All isolated DNA (n = 700) were analyzable by PCR and showed a mutation rate of 22% in the entire cohort; including two tumors with both mutations. Among the tumors with a positive steroid hormone receptor (HR) status (n = 606; 87%), we found a mutation rate of 24% for PIK3CA, whereas only 9 (10%) of 94 HR-negative tumors were mutated. Tumors with a PIK3CA mutation were significantly associated with HR positivity/HER2 negativity (p= 0,001). 14% of the cohort was HER2 positive. In 98 cases with a HER2 positive tumor 17 DNAs were mutated (17%) and 139 DNAs of the 602 HER2 negative tumors had a positive PIK3Ca mutation status (23%). Of the mutated tumors, 94% were HR positive, and 11% HER2 positive. Only three samples were HER2 positive and HR-negative. 6% of the mutated tumors were triple negative.
No significant association was found to age, menopausal status, tumor stage, nodal status, grading and uPA/PAI-1 status. Most mutant tumors were histological grade 2 (p = 0,001). A quarter of the intermediate risk group according to St. Gallen risk estimation had a somatic PIK3CA mutation.

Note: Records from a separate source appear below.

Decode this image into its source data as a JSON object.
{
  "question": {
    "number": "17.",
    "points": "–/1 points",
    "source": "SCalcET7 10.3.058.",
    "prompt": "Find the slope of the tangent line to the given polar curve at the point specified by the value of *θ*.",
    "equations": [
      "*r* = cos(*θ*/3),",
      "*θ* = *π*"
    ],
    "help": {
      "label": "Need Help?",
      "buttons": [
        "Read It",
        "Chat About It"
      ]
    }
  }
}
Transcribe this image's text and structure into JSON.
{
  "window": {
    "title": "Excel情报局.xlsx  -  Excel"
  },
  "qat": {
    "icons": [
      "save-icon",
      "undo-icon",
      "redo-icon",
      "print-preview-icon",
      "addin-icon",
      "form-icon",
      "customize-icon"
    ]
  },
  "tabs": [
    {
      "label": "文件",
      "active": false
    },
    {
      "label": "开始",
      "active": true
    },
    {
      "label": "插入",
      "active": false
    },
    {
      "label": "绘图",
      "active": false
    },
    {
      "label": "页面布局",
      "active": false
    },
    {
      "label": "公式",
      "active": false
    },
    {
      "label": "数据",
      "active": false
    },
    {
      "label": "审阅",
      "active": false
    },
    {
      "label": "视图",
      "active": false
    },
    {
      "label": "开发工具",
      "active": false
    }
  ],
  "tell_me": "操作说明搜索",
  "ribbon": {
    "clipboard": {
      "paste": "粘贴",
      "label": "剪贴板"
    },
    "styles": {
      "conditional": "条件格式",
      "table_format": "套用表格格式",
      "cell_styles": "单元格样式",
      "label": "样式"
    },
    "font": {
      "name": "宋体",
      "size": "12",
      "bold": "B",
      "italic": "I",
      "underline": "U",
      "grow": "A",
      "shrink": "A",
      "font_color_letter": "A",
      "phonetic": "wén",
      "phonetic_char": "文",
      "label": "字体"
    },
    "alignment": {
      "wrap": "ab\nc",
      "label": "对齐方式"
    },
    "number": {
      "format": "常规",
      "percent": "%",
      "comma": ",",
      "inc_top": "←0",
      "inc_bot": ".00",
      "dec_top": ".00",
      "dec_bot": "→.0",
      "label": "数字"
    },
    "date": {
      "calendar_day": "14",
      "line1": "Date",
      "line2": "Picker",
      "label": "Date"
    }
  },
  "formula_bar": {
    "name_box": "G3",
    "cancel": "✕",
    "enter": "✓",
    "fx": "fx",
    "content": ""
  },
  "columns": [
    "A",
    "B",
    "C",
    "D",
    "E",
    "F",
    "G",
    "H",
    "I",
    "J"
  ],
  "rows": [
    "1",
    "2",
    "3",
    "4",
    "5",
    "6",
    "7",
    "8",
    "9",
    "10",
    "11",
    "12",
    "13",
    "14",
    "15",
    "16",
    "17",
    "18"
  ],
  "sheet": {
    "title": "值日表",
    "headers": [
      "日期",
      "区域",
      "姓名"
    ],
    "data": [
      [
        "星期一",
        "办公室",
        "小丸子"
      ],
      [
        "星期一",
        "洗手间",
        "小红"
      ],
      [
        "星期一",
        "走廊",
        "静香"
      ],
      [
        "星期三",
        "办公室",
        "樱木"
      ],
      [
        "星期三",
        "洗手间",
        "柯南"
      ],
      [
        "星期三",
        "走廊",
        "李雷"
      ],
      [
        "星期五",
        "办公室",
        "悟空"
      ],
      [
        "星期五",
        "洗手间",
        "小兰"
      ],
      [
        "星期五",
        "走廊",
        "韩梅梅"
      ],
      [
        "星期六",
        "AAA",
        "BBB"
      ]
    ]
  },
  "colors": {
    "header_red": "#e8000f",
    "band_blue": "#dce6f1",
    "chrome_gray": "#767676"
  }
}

In our cohort, nearly all mutated tumors are hormone receptor positive and a minority of all mutated samples is HER2 positive. This data adds important information to the heterogeneous results of other previously published patient cohorts. It suggests a possible role of PI3K-dysregulation with regard to resistance against endocrine therapy and anti-HER2-treatment.